A [transformers.modeling_outputs.CausalLMOutputWithCrossAttentions](/docs/transformers/v5.0.0/en/main_classes/output#transformers.modeling_outputs.CausalLMOutputWithCrossAttentions) or a tuple of
`torch.FloatTensor` (if `return_dict=False` is passed or when `config.return_dict=False`) comprising various
elements depending on the configuration ([BertGenerationConfig](/docs/transformers/v5.0.0/en/model_doc/bert-generation#transformers.BertGenerationConfig)) and inputs.

- **loss** (`torch.FloatTensor` of shape `(1,)`, *optional*, returned when `labels` is provided) -- Language modeling loss (for next-token prediction).
- **logits** (`torch.FloatTensor` of shape `(batch_size, sequence_length, config.vocab_size)`) -- Prediction scores of the language modeling head (scores for each vocabulary token before SoftMax).
- **hidden_states** (`tuple(torch.FloatTensor)`, *optional*, returned when `output_hidden_states=True` is passed or when `config.output_hidden_states=True`) -- Tuple of `torch.FloatTensor` (one for the output of the embeddings, if the model has an embedding layer, +
  one for the output of each layer) of shape `(batch_size, sequence_length, hidden_size)`.

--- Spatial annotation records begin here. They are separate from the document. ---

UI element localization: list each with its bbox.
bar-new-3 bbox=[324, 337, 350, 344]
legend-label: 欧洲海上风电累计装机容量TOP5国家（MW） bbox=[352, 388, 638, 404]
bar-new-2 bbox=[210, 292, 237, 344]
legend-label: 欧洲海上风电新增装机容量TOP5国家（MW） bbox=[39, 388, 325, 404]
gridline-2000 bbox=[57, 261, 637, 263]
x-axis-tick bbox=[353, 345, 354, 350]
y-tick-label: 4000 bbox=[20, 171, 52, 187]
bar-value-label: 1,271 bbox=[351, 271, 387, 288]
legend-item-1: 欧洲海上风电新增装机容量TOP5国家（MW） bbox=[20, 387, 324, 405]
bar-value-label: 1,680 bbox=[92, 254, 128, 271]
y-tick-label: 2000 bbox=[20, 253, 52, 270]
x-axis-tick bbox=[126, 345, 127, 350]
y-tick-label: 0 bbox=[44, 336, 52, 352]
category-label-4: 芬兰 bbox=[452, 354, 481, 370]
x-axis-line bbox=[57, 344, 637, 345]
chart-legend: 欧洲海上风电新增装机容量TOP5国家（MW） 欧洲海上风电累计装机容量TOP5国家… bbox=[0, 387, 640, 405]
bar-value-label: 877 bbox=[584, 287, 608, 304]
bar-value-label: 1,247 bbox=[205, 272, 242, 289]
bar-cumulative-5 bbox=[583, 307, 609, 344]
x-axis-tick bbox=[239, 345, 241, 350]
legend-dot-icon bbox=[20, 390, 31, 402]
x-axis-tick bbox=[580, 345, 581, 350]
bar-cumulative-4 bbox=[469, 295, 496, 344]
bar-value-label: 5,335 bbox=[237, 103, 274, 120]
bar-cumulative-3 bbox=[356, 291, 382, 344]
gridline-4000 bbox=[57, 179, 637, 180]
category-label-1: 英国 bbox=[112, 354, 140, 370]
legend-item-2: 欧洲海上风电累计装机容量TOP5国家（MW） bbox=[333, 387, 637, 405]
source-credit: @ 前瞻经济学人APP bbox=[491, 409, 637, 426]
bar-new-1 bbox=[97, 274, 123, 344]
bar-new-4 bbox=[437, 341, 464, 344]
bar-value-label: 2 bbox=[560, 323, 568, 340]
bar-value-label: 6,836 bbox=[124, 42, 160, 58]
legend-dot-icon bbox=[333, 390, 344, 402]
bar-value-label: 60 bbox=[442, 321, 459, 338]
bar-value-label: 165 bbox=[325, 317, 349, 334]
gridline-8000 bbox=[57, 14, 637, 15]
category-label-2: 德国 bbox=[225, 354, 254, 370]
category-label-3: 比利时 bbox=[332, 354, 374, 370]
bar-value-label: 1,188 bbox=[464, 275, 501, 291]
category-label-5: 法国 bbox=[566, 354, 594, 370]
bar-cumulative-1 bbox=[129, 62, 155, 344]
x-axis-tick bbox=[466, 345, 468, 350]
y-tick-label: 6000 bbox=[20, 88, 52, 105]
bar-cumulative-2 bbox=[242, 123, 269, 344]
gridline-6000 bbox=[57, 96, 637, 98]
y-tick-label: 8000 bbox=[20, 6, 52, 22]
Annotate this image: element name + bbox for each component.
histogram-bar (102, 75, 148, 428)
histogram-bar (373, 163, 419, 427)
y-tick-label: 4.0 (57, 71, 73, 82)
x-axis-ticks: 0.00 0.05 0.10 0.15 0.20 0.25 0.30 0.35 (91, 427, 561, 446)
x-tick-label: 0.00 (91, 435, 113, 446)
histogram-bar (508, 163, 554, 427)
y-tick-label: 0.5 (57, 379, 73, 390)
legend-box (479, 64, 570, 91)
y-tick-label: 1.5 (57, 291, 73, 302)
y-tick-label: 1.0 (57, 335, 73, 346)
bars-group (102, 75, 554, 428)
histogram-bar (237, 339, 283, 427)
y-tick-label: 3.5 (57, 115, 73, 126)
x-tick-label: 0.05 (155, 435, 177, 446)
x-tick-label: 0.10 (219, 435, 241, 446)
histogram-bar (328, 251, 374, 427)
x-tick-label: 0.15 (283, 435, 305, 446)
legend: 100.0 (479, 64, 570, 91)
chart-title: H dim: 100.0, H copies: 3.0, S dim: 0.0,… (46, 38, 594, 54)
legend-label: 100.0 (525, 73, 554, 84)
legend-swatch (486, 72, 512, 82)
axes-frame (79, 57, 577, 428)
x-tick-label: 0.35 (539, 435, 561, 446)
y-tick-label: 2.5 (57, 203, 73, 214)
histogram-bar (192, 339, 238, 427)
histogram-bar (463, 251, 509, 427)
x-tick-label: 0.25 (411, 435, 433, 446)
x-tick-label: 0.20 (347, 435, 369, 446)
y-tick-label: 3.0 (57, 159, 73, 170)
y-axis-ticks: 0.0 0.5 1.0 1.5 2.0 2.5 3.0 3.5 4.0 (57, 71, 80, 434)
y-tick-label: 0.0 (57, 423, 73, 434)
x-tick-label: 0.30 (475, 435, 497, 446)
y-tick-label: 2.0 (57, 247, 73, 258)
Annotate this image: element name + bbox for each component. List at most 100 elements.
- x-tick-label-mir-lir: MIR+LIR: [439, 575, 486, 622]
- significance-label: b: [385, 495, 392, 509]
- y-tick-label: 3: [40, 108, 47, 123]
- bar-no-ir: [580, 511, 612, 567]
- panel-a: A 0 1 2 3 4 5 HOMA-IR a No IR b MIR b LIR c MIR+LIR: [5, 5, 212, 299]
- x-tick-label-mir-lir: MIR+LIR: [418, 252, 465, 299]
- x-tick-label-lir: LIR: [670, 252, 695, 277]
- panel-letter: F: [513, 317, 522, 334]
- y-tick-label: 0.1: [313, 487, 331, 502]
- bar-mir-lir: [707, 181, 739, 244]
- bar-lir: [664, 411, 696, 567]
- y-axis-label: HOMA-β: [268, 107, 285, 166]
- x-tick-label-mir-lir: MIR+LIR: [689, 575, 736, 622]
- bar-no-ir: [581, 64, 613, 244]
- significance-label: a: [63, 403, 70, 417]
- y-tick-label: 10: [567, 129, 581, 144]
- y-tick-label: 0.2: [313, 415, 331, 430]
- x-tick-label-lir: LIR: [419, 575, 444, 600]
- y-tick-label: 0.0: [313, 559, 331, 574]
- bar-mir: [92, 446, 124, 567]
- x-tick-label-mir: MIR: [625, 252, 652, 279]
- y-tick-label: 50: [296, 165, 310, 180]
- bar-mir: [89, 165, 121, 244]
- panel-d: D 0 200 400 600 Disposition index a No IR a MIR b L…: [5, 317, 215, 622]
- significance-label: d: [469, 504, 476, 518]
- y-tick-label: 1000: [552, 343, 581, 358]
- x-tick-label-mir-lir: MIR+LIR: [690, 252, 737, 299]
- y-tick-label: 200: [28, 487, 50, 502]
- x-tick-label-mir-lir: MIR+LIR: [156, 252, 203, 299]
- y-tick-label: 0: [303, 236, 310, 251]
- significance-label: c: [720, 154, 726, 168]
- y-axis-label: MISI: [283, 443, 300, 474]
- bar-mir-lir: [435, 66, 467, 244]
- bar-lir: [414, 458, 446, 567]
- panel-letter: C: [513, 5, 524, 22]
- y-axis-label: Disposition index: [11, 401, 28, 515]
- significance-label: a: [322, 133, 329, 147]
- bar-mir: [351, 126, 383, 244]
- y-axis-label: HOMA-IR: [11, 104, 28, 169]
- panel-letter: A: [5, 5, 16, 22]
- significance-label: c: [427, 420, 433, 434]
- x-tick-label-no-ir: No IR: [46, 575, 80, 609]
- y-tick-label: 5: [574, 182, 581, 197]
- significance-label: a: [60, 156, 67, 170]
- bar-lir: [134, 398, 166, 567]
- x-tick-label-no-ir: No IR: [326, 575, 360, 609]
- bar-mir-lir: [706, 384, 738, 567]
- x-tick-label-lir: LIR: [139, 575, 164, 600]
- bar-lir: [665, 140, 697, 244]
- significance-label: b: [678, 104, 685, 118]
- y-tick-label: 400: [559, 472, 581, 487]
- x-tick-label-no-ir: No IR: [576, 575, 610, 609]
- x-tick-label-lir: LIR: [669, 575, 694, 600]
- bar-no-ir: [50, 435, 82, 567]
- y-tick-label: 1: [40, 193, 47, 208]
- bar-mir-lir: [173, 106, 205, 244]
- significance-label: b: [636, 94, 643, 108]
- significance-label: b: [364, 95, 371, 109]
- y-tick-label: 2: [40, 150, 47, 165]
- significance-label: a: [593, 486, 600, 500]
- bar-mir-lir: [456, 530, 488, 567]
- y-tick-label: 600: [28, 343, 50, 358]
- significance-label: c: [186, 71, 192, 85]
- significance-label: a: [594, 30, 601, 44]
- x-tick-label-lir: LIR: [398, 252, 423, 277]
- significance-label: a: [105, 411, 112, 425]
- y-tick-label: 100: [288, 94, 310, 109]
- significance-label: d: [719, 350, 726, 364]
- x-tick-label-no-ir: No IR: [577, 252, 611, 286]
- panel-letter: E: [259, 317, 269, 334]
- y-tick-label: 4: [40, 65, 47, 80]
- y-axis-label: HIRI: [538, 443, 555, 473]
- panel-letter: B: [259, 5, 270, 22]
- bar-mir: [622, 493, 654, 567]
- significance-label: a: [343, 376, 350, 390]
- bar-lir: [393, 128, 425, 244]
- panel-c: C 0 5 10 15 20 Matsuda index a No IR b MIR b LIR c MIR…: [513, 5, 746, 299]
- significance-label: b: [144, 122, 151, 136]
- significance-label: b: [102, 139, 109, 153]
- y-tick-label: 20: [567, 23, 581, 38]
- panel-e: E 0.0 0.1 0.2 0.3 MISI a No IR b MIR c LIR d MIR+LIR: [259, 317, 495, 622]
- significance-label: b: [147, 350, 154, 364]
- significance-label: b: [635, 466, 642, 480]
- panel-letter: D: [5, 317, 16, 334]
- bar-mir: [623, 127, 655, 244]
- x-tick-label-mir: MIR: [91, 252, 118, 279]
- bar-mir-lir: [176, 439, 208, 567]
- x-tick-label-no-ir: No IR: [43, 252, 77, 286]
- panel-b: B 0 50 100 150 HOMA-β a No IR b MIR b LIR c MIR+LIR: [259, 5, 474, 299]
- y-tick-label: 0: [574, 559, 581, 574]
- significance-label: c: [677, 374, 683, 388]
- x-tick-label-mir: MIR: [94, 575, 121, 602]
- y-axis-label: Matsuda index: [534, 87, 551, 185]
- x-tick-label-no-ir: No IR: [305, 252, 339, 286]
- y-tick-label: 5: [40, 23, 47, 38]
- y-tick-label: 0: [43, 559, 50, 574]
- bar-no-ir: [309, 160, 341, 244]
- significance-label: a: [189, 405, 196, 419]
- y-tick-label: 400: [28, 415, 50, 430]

  Hidden-states of the model at the output of each layer plus the optional initial embedding outputs.
- **attentions** (`tuple(torch.FloatTensor)`, *optional*, returned when `output_attentions=True` is passed or when `config.output_attentions=True`) -- Tuple of `torch.FloatTensor` (one for each layer) of shape `(batch_size, num_heads, sequence_length,
  sequence_length)`.

  Attentions weights after the attention softmax, used to compute the weighted average in the self-attention
  heads.
- **cross_attentions** (`tuple(torch.FloatTensor)`, *optional*, returned when `output_attentions=True` is passed or when `config.output_attentions=True`) -- Tuple of `torch.FloatTensor` (one for each layer) of shape `(batch_size, num_heads, sequence_length,
  sequence_length)`.

  Cross attentions weights after the attention softmax, used to compute the weighted average in the
  cross-attention heads.
- **past_key_values** (`Cache`, *optional*, returned when `use_cache=True` is passed or when `config.use_cache=True`) -- It is a [Cache](/docs/transformers/v5.0.0/en/internal/generation_utils#transformers.Cache) instance. For more details, see our [kv cache guide](https://huggingface.co/docs/transformers/en/kv_cache).

  Contains pre-computed hidden-states (key and values in the attention blocks) that can be used (see
  `past_key_values` input) to speed up sequential decoding.